Inspired in part by the 13 virtues Benjamin Franklin spelled out in his autobiography, Tolstoy created a seemingly endless list of rules by which he aspired to live. While some seem pretty accessible by today’s standards (in bed by 10 and up at 5, with no more than a 2-hour nap; eat moderately and avoid sweet foods), others offer insight into Tolstoy’s lifelong struggle with his personal demons—such as his desire to limit his brothel visits to just two a month, and his self-admonition over his youthful gambling habits. Beginning in his late teens, he would sporadically keep a “Journal of Daily Occupations,” minutely accounting for how he spent his day and clearly plotting out how he intended to spend the following day. As if that wasn’t enough, he also compiled an ever-growing list of his moral failures, and even found time to create guides governing everything from listening to music to playing cards while in Moscow.

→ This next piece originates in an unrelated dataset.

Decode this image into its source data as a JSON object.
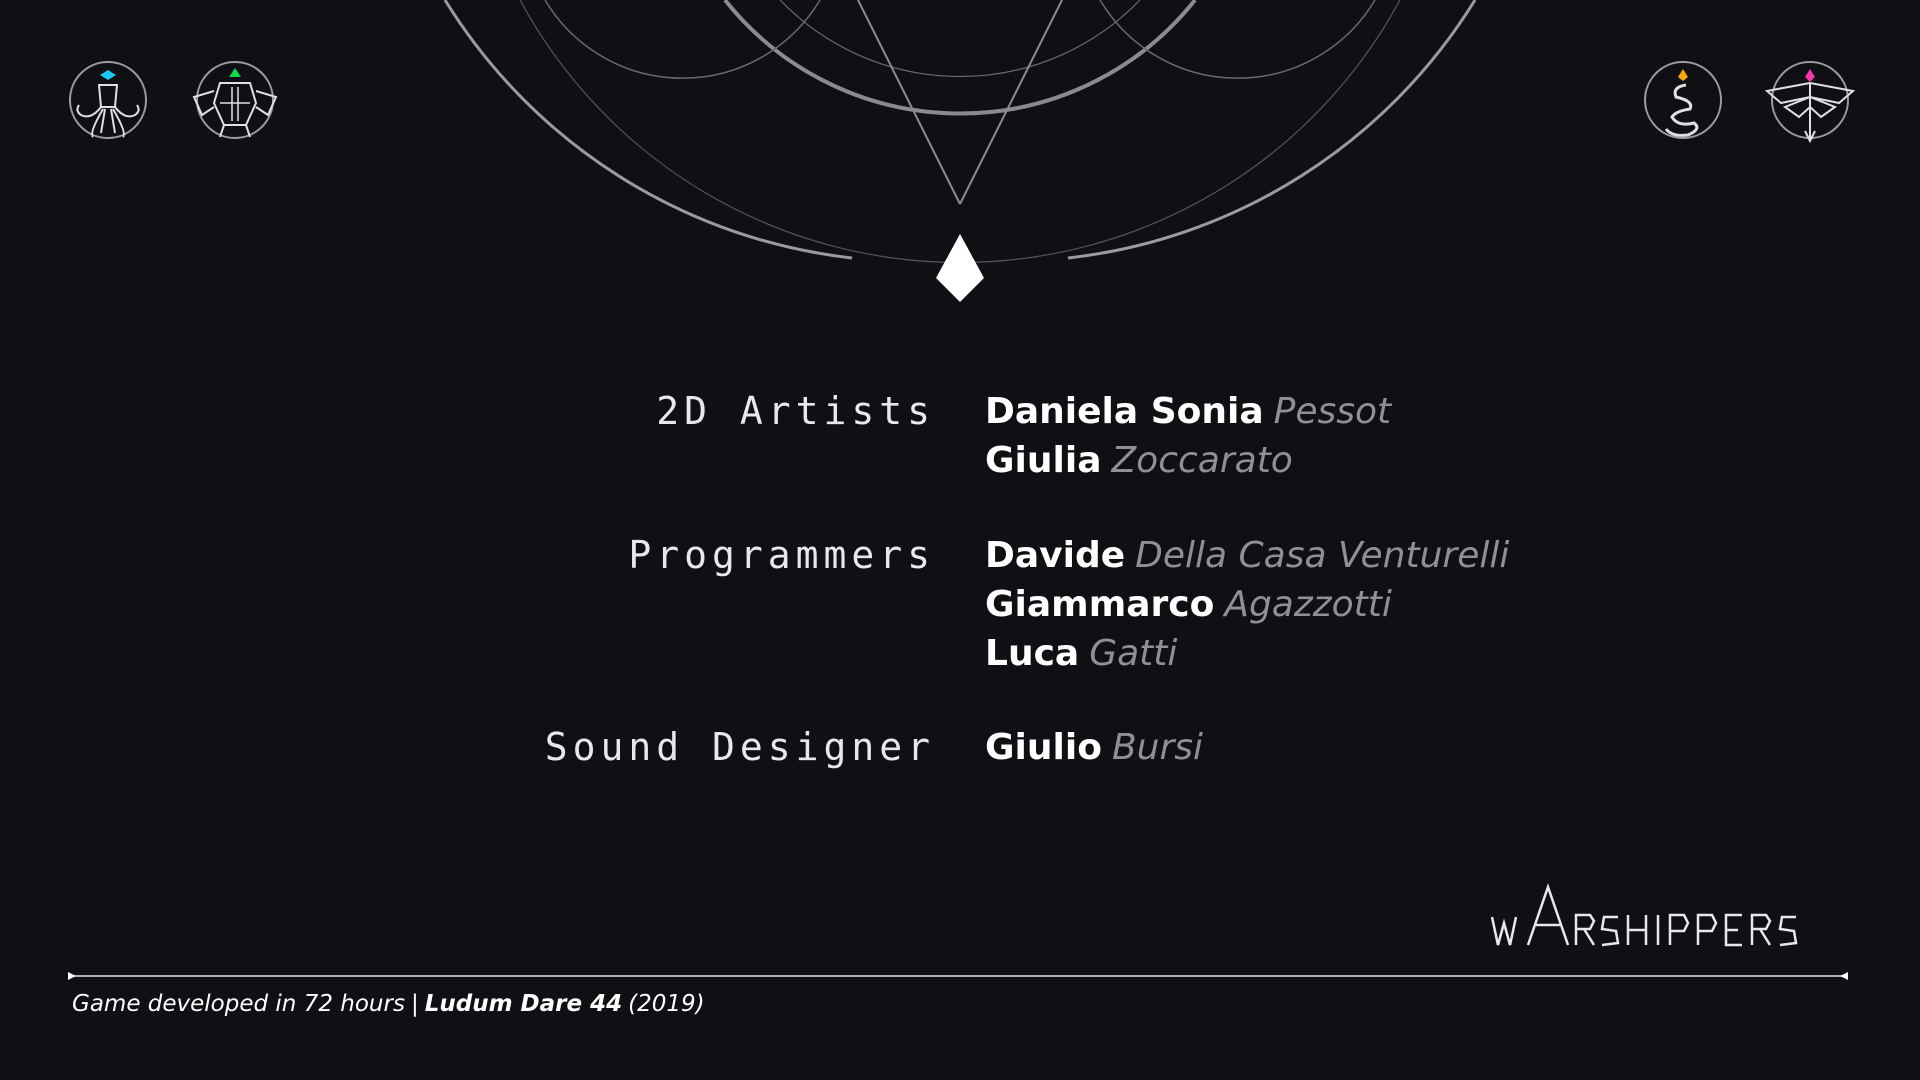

2. Tolstoy’s wife helped get 'War and Peace' over the finish line.
In 1862, 34-year-old Tolstoy married 18-year-old Sophia Behrs, the daughter of a court physician, just weeks after the pair met. That same year, Tolstoy began work on what would become War and Peace, completing the first draft in 1865. Almost immediately, Tolstoy set about revising…and revising…and revising, with Sophia responsible for writing each version by hand (often using a magnifying glass to decipher Tolstoy’s scribbling on every bit of space on the page, including the margins). Over the next seven years, she rewrote the complete manuscript eight times (and some individual sections nearly 30 times), all while giving birth to four of the couple’s 13 children and managing their estate and business affairs.
3. The Russian Orthodox Church excommunicated him.

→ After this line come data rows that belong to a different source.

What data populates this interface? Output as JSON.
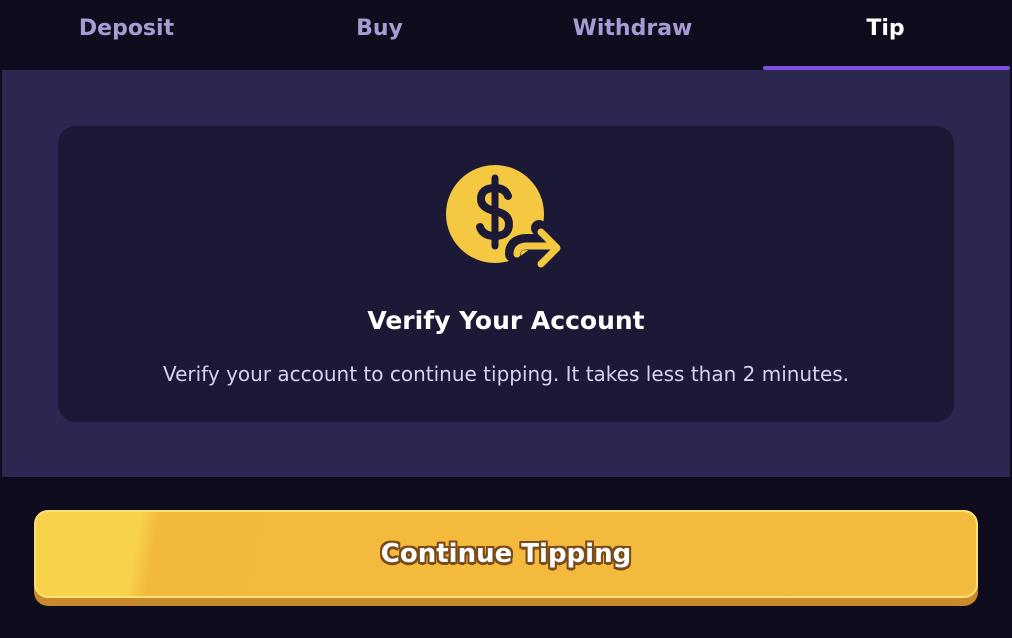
{
  "tabs": [
    {
      "label": "Deposit",
      "active": false
    },
    {
      "label": "Buy",
      "active": false
    },
    {
      "label": "Withdraw",
      "active": false
    },
    {
      "label": "Tip",
      "active": true
    }
  ],
  "card": {
    "icon": "dollar-send-icon",
    "title": "Verify Your Account",
    "subtitle": "Verify your account to continue tipping. It takes less than 2 minutes."
  },
  "cta": {
    "label": "Continue Tipping"
  },
  "colors": {
    "accent": "#7b4ee0",
    "coin": "#f5c842",
    "button": "#f3bc3f"
  }
}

Following the successful publication of Anna Karenina in the 1870s, Tolstoy, increasingly uncomfortable with his aristocratic background and ever-increasing wealth, underwent a series of emotional and spiritual crises that ultimately left him questioning his belief in the tenets of organized religion, which he saw as corrupt and at odds with his interpretation of the teachings of Jesus Christ. Tolstoy’s rejection of religious rituals—and his attacks on the role of the state and the concept of property rights—put him on a collision course with Russia’s two most powerful entities. Despite his aristocratic lineage, the czarist government put him under police surveillance, and the Russian Orthodox Church excommunicated him in 1901.

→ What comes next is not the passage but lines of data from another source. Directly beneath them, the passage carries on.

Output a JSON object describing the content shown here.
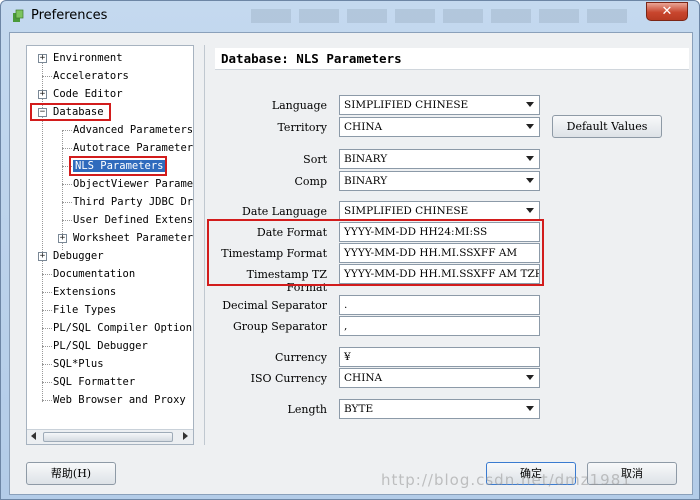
{
  "window": {
    "title": "Preferences",
    "close_glyph": "✕"
  },
  "tree": {
    "items": [
      {
        "label": "Environment",
        "expander": "+"
      },
      {
        "label": "Accelerators"
      },
      {
        "label": "Code Editor",
        "expander": "+"
      },
      {
        "label": "Database",
        "expander": "−"
      },
      {
        "label": "Advanced Parameters"
      },
      {
        "label": "Autotrace Parameters"
      },
      {
        "label": "NLS Parameters"
      },
      {
        "label": "ObjectViewer Paramete"
      },
      {
        "label": "Third Party JDBC Driv"
      },
      {
        "label": "User Defined Extensio"
      },
      {
        "label": "Worksheet Parameters",
        "expander": "+"
      },
      {
        "label": "Debugger",
        "expander": "+"
      },
      {
        "label": "Documentation"
      },
      {
        "label": "Extensions"
      },
      {
        "label": "File Types"
      },
      {
        "label": "PL/SQL Compiler Options"
      },
      {
        "label": "PL/SQL Debugger"
      },
      {
        "label": "SQL*Plus"
      },
      {
        "label": "SQL Formatter"
      },
      {
        "label": "Web Browser and Proxy"
      }
    ],
    "selected": "NLS Parameters"
  },
  "panel": {
    "header": "Database: NLS Parameters",
    "language": {
      "label": "Language",
      "value": "SIMPLIFIED CHINESE"
    },
    "territory": {
      "label": "Territory",
      "value": "CHINA"
    },
    "default_values_label": "Default Values",
    "sort": {
      "label": "Sort",
      "value": "BINARY"
    },
    "comp": {
      "label": "Comp",
      "value": "BINARY"
    },
    "date_language": {
      "label": "Date Language",
      "value": "SIMPLIFIED CHINESE"
    },
    "date_format": {
      "label": "Date Format",
      "value": "YYYY-MM-DD HH24:MI:SS"
    },
    "timestamp_format": {
      "label": "Timestamp Format",
      "value": "YYYY-MM-DD HH.MI.SSXFF AM"
    },
    "timestamp_tz_format": {
      "label": "Timestamp TZ Format",
      "value": "YYYY-MM-DD HH.MI.SSXFF AM TZR"
    },
    "decimal_separator": {
      "label": "Decimal Separator",
      "value": "."
    },
    "group_separator": {
      "label": "Group Separator",
      "value": ","
    },
    "currency": {
      "label": "Currency",
      "value": "¥"
    },
    "iso_currency": {
      "label": "ISO Currency",
      "value": "CHINA"
    },
    "length": {
      "label": "Length",
      "value": "BYTE"
    }
  },
  "footer": {
    "help_label": "帮助(H)",
    "ok_label": "确定",
    "cancel_label": "取消"
  },
  "watermark": "http://blog.csdn.net/dmz1981"
}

4. He inspired a cult—and Gandhi.
While Russia’s religious and royal leaders hoped to diminish Tolstoy’s popularity, he quickly began to attract adherents to his new faith, which mixed pacifism with Christian anarchism and advocated living a morally and physically ascetic lifestyle. Dozens of these new “Tolstoyans” moved onto the author’s estate to be nearer to their spiritual leader, while thousands of others established settlements in Russia and around the world. While many of these communes were short-lived, some remain operational to this day, including at least two in England. Among those influenced by Tolstoy’s social beliefs was Mahatma (also: Mohandas) Gandhi, who established a cooperative colony named after Tolstoy in South Africa and corresponded with the author, crediting him with his own spiritual and philosophical evolution, particularly with regards to Tolstoy’s teachings on peaceful nonresistance to evil.
5. Tolstoy and his wife had one of the worst marriages in literary history.
Despite the couple’s initial attraction and Sophia’s invaluable assistance to his work, the Tolstoy marriage was far from serene. Things got off to a rocky start when he forced her to read his diaries—chock full of his premarital sexual exploits—the night before their wedding. As Tolstoy’s interest in spiritual matters grew, his interest in his family waned, leaving Sophia to shoulder the burden of running their ever-increasing businesses and navigating Tolstoy’s ever-fluctuating moods.
By the 1880s, with Tolstoy’s disciples living on the family estate and the author cobbling his own shoes and wearing peasant clothing, an increasingly angry Sophia demanded he sign over control of his publishing royalties, lest he bankrupt his family.
By 1910, the deeply unhappy 82-year-old author had seen enough. He fled the family home in the middle of the night with one of his daughters, intending to settle on a small parcel of land owned by his sister. His disappearance caused a media sensation, and when he turned up at a railway station a few days later, so did a news crew (with film camera in tow), a huge crowd and his wife. Already in ill health, Tolstoy refused to return home, and after developing pneumonia, he died at the rural outpost on November 20, 1910.